All along we have assumed we could eliminate exposure completely. We cannot. Thus the effect of regulation is always less than touted. How much less depends on the situation and our ability to predict future behavior and costs. Not so easy!
I could go on and on, adding in other, albeit smaller, layers of uncertainty. All of which push that effectiveness probability closer and closer to 50%. But enough is enough. You get the idea.
1Other settings are possible, but 0 is the most common. Different models on the same data give different p-values. Which one is right? All. Different test statistics used on the same model and data give different p-values. Which one is right? All. How many p-values does that make all together? Don’t bother counting. You haven’t enough fingers.
2Highly technical alley: A common model is logistic regression. Read all about them in chapters 12 and 13 of this free book (PDF).

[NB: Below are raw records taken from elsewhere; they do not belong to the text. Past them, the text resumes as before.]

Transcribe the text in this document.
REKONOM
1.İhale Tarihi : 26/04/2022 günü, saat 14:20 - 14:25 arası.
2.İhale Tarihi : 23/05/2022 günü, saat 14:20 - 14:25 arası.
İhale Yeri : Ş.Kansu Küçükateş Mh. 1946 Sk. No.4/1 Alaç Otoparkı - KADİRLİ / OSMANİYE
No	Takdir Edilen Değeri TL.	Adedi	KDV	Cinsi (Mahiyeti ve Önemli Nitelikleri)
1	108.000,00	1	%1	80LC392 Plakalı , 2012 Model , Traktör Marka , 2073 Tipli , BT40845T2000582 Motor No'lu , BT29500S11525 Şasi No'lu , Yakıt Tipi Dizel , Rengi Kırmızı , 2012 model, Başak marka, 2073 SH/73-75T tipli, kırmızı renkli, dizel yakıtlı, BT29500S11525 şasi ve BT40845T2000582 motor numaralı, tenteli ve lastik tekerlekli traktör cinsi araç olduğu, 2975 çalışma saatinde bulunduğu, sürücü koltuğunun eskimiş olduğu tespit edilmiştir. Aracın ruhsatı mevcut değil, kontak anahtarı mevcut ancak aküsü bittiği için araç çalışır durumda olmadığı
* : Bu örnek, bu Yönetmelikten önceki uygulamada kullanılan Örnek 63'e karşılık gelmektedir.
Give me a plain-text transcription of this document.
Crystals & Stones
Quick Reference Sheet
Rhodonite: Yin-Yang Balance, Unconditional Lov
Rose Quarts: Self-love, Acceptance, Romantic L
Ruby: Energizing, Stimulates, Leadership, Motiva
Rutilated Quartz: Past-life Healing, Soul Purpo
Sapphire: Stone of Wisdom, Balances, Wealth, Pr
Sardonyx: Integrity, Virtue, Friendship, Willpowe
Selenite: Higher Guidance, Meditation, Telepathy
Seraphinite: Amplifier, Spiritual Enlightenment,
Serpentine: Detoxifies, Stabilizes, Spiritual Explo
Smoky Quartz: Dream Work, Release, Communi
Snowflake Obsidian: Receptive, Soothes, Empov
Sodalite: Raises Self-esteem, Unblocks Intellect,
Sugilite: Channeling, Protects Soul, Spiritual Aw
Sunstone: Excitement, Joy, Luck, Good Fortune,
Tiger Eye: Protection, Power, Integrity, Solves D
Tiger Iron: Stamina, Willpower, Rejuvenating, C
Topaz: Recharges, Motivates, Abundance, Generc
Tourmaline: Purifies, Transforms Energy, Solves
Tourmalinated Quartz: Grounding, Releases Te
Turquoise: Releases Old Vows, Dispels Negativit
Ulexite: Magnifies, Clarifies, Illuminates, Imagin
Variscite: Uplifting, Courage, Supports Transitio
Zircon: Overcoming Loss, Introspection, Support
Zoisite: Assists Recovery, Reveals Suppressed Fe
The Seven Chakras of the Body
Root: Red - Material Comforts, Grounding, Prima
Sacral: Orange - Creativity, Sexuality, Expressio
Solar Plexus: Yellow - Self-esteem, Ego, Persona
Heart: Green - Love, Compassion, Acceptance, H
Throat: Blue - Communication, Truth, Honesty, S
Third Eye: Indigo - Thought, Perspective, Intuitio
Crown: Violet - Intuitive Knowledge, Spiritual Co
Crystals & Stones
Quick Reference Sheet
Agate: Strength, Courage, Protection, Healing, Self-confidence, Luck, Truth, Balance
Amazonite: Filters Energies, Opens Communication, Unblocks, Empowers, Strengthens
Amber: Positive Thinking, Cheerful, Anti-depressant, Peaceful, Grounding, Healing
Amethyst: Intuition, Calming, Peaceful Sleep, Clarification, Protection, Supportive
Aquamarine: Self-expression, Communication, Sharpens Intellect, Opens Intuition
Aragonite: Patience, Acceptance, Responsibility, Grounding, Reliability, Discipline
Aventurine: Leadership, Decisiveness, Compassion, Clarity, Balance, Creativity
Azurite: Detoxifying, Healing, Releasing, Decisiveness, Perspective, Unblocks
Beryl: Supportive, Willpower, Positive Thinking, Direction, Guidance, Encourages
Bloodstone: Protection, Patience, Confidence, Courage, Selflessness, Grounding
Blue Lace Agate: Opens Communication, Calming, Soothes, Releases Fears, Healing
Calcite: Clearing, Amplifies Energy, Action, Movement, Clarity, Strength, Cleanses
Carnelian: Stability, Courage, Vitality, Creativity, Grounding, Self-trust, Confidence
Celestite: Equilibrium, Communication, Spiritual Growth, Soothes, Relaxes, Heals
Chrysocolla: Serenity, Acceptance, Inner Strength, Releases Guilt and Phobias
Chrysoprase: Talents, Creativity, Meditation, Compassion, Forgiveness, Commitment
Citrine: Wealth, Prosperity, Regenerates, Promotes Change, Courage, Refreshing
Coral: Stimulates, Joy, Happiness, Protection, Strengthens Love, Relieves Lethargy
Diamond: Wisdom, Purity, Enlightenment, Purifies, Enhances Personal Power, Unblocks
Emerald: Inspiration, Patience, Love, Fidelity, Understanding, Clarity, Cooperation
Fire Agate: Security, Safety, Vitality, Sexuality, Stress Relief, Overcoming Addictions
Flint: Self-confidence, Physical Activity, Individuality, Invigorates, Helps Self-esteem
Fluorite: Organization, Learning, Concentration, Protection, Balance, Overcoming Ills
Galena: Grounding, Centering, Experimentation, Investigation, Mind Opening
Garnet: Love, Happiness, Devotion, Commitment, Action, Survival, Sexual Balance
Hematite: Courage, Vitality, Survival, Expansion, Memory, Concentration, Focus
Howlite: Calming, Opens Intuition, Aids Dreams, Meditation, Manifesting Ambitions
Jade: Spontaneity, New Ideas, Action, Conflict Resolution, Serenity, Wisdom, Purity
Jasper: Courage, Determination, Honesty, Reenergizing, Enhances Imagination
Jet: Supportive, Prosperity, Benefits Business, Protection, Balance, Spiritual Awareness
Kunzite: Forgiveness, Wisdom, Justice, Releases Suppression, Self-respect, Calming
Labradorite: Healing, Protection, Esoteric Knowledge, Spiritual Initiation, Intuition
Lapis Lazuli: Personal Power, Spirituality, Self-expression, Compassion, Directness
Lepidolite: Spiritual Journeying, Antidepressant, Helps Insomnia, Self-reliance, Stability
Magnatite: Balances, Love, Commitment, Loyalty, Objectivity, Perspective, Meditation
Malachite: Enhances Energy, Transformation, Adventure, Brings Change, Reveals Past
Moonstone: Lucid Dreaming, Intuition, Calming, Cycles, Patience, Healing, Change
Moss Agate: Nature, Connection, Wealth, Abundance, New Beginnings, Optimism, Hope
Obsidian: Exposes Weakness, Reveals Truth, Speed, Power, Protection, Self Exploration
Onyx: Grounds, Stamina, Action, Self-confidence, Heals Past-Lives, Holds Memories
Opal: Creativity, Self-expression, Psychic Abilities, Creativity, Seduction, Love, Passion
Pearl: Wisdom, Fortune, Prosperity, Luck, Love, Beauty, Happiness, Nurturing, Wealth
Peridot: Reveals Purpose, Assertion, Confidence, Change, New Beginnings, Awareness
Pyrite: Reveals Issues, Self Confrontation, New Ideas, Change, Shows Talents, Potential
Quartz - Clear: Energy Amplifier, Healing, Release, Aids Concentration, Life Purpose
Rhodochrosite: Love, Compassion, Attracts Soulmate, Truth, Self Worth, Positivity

It says the “log odds of getting it” are linearly related to predictors, each associated with a “parameter.” The simplest such model is (r.h.s) b0 + b1 * I(exposed), where the I(exposed) equals 1 when exposed, else 0. With a relative risk of 1.06 and exposed probability of 2e-4, you cannot, with any sample size short of billions, find a wee p-value for b1. But you can if you add other “controls”. Thus the act of controlling (for even unrelated data) can cause what isn’t “significant” to become that way. This is another, and quite major, flaw of p-value thinking.
3“Confidence” intervals mean, quite literally, nothing. This always surprises. But everybody interprets them as Bayesian credible intervals anyway. These are the plus or minus intervals around a parameter, giving its most likely values.